The charge to the jury must cover every phase of the case supported by the evidence, whether accepted as true or not by the trial judge. State v. Robichaux, 165 La. 497 at page 507; 115 So. 728 at page 731, citing State v. Tucker, 38 La.Ann. 789; State v. Irvine, 126 La. 434, 52 So. 567; State v. Atkins, 136 La. 844, 67 So. 926. To the same effect see State v. Youngblood, 235 La. 1087, 106 So.2d 689. And “ * * * When from the evidence the jury might reach a conclusion of fact favorable to accused, the judge should not limit his charge, if requested, on a theory favorable to accused;” as “It is his duty to charge upon every phase of the case made by the evidence, and where evidence is offered to prove a certain state of facts, and it is claimed that they are proved, he should, if requested, charge what the law is as *707•applicable to the facts claimed to be proved, ■whether' he believes or attaches any importance 'to this evidence or not, since it belongs to the jury alone to determine the weight- and credibility of the evidence. •* * *” Marr’s Criminal Jurisprudence of La., Vol. 2, pp. 1031, 1028. Conceding therefore, without deciding, that counsel for the State are correct in their contention that the requested charge as drawn was not wholly correct ánd wordd require some modification, we think such a charge should have been included in the general charge since it was within the exclusive province of the jury to determine if the defendant was, in fact, the person who committed the crime, a most important phase of the case in view of the fact that the prime defense was mistaken identity. The judge’s failure to charge the jury on evaluating such evidence' clearly constitutes reversible error. State v. Hills, 241 La. 345, 129 So.2d 12. In the case under consideration, a perusal of the general charge discloses the matter of identification was not covered, or even referred to by the trial judge although it was his mandatory duty to give the law on this subject in his charge.

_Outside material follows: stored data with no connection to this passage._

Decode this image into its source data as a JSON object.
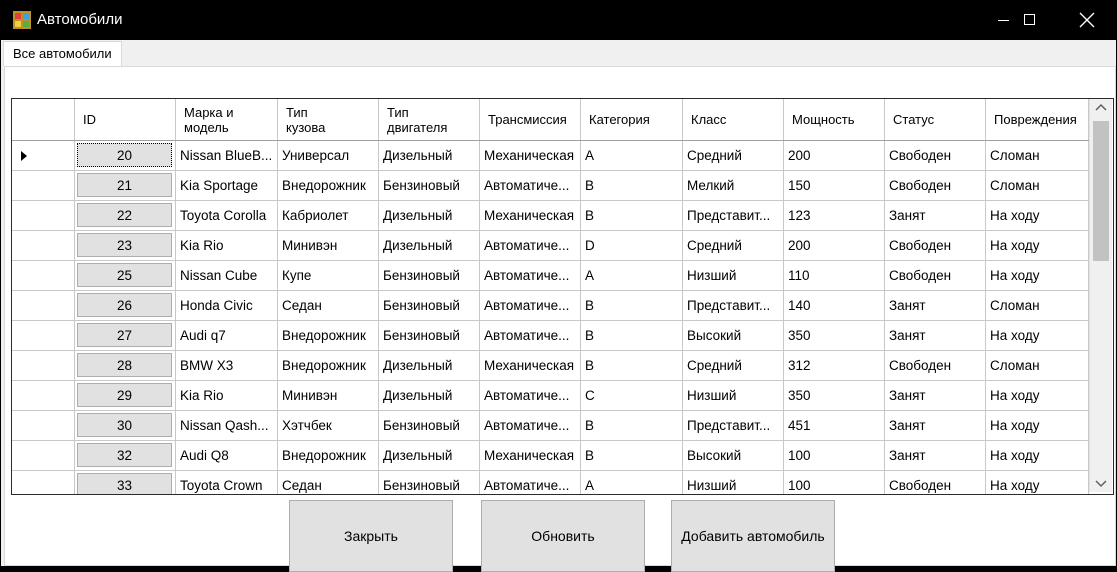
{
  "window": {
    "title": "Автомобили",
    "icon": "app-icon",
    "controls": [
      "minimize-icon",
      "maximize-icon",
      "close-icon"
    ]
  },
  "tabs": [
    {
      "label": "Все автомобили"
    }
  ],
  "grid": {
    "columns": [
      "ID",
      "Марка и модель",
      "Тип кузова",
      "Тип двигателя",
      "Трансмиссия",
      "Категория",
      "Класс",
      "Мощность",
      "Статус",
      "Повреждения"
    ],
    "columns_display": [
      "ID",
      "Марка и\nмодель",
      "Тип\nкузова",
      "Тип\nдвигателя",
      "Трансмиссия",
      "Категория",
      "Класс",
      "Мощность",
      "Статус",
      "Повреждения"
    ],
    "current_row_indicator": "triangle-right-icon",
    "rows": [
      [
        "20",
        "Nissan BlueB...",
        "Универсал",
        "Дизельный",
        "Механическая",
        "A",
        "Средний",
        "200",
        "Свободен",
        "Сломан"
      ],
      [
        "21",
        "Kia Sportage",
        "Внедорожник",
        "Бензиновый",
        "Автоматиче...",
        "B",
        "Мелкий",
        "150",
        "Свободен",
        "Сломан"
      ],
      [
        "22",
        "Toyota Corolla",
        "Кабриолет",
        "Дизельный",
        "Механическая",
        "B",
        "Представит...",
        "123",
        "Занят",
        "На ходу"
      ],
      [
        "23",
        "Kia Rio",
        "Минивэн",
        "Дизельный",
        "Автоматиче...",
        "D",
        "Средний",
        "200",
        "Свободен",
        "На ходу"
      ],
      [
        "25",
        "Nissan Cube",
        "Купе",
        "Бензиновый",
        "Автоматиче...",
        "A",
        "Низший",
        "110",
        "Свободен",
        "На ходу"
      ],
      [
        "26",
        "Honda Civic",
        "Седан",
        "Бензиновый",
        "Автоматиче...",
        "B",
        "Представит...",
        "140",
        "Занят",
        "Сломан"
      ],
      [
        "27",
        "Audi q7",
        "Внедорожник",
        "Бензиновый",
        "Автоматиче...",
        "B",
        "Высокий",
        "350",
        "Занят",
        "На ходу"
      ],
      [
        "28",
        "BMW X3",
        "Внедорожник",
        "Дизельный",
        "Механическая",
        "B",
        "Средний",
        "312",
        "Свободен",
        "Сломан"
      ],
      [
        "29",
        "Kia Rio",
        "Минивэн",
        "Дизельный",
        "Автоматиче...",
        "C",
        "Низший",
        "350",
        "Занят",
        "На ходу"
      ],
      [
        "30",
        "Nissan Qash...",
        "Хэтчбек",
        "Бензиновый",
        "Автоматиче...",
        "B",
        "Представит...",
        "451",
        "Занят",
        "На ходу"
      ],
      [
        "32",
        "Audi Q8",
        "Внедорожник",
        "Дизельный",
        "Механическая",
        "B",
        "Высокий",
        "100",
        "Занят",
        "На ходу"
      ],
      [
        "33",
        "Toyota Crown",
        "Седан",
        "Бензиновый",
        "Автоматиче...",
        "A",
        "Низший",
        "100",
        "Свободен",
        "На ходу"
      ]
    ]
  },
  "buttons": {
    "close_label": "Закрыть",
    "refresh_label": "Обновить",
    "add_label": "Добавить автомобиль"
  },
  "colors": {
    "titlebar": "#000000",
    "client": "#f0f0f0",
    "button_face": "#e1e1e1",
    "grid_line": "#c8c8c8"
  }
}
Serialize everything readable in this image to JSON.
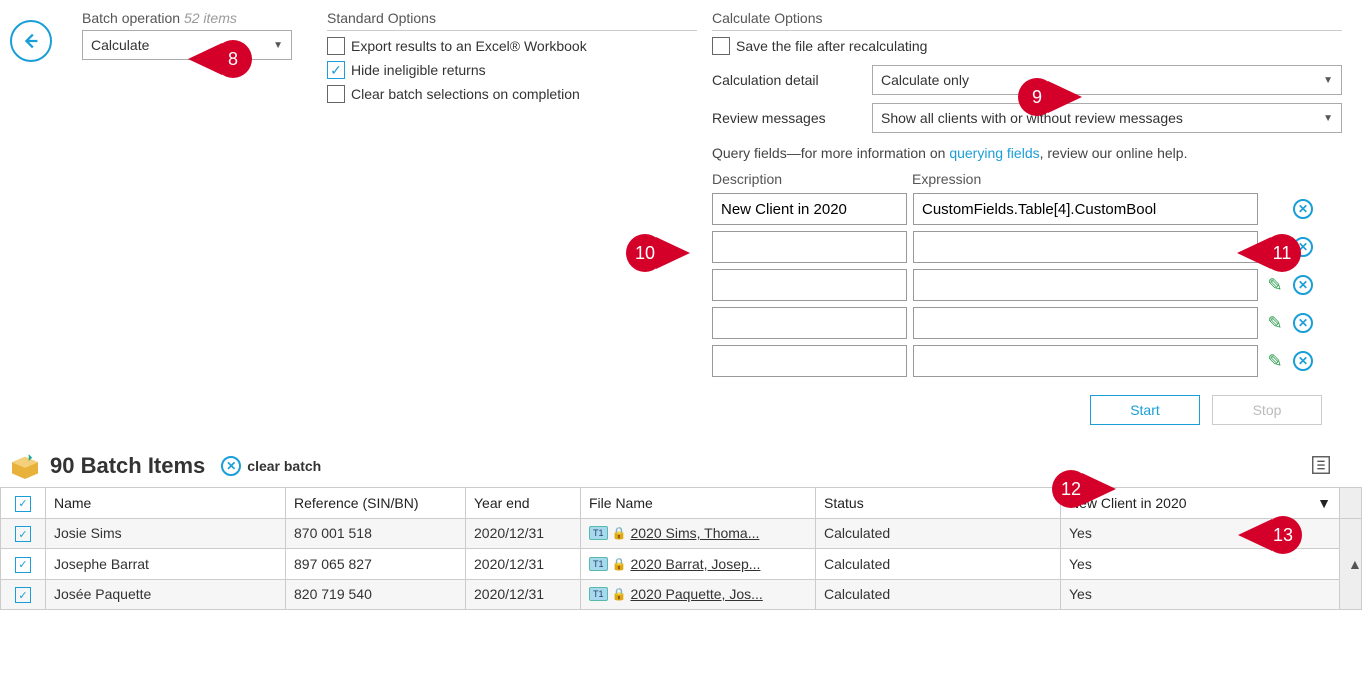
{
  "header": {
    "batch_operation_label": "Batch operation",
    "item_count": "52 items",
    "operation_value": "Calculate"
  },
  "standard_options": {
    "title": "Standard Options",
    "export_label": "Export results to an Excel® Workbook",
    "hide_label": "Hide ineligible returns",
    "clear_label": "Clear batch selections on completion"
  },
  "calculate_options": {
    "title": "Calculate Options",
    "save_label": "Save the file after recalculating",
    "calc_detail_label": "Calculation detail",
    "calc_detail_value": "Calculate only",
    "review_msg_label": "Review messages",
    "review_msg_value": "Show all clients with or without review messages",
    "query_help_pre": "Query fields—for more information on ",
    "query_help_link": "querying fields",
    "query_help_post": ", review our online help.",
    "desc_header": "Description",
    "expr_header": "Expression",
    "rows": [
      {
        "desc": "New Client in 2020",
        "expr": "CustomFields.Table[4].CustomBool"
      },
      {
        "desc": "",
        "expr": ""
      },
      {
        "desc": "",
        "expr": ""
      },
      {
        "desc": "",
        "expr": ""
      },
      {
        "desc": "",
        "expr": ""
      }
    ]
  },
  "buttons": {
    "start": "Start",
    "stop": "Stop"
  },
  "batch_items": {
    "title": "90 Batch Items",
    "clear_label": "clear batch",
    "columns": {
      "name": "Name",
      "reference": "Reference (SIN/BN)",
      "yearend": "Year end",
      "filename": "File Name",
      "status": "Status",
      "newclient": "New Client in 2020"
    },
    "rows": [
      {
        "name": "Josie Sims",
        "ref": "870 001 518",
        "ye": "2020/12/31",
        "file": "2020 Sims, Thoma...",
        "status": "Calculated",
        "new": "Yes"
      },
      {
        "name": "Josephe Barrat",
        "ref": "897 065 827",
        "ye": "2020/12/31",
        "file": "2020 Barrat, Josep...",
        "status": "Calculated",
        "new": "Yes"
      },
      {
        "name": "Josée Paquette",
        "ref": "820 719 540",
        "ye": "2020/12/31",
        "file": "2020 Paquette, Jos...",
        "status": "Calculated",
        "new": "Yes"
      }
    ]
  },
  "callouts": {
    "8": "8",
    "9": "9",
    "10": "10",
    "11": "11",
    "12": "12",
    "13": "13"
  }
}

The last bill of exception, reserved to the trial judge’s overruling of the motion in arrest of judgment, is clearly without merit, as it is based upon, the allegation that the bill of information under which the defendant was convicted is fatally defective because it was not drawn in strict compliance with the short form as provided in the Code of Criminal Procedure inasmuch as the word “inhabited” is included therein immediately preceding the word “dwelling”. The fact that this word was used did not vitiate the bill for it must be treated as surplusage. State v. Iseringhausen, 204 La. 593, 16 So.2d 65; State v. Scott, 223 La. 769, 66 So.2d 802; State v. O’Brien, 226 La. 807, 77 So.2d 402.

For the reasons assigned the conviction and sentence are annulled and set aside and the case is remanded to the lower court for a new trial.

HAWTHORNE, SANDERS and SUMMERS, JJ., dissent with written reasons.

. The second bill of exception was reserved to the trial judge’s denial of defendant’s motion for a new trial which was based primarily on the error allegedly committed in the ruling forming bill of exception number 1.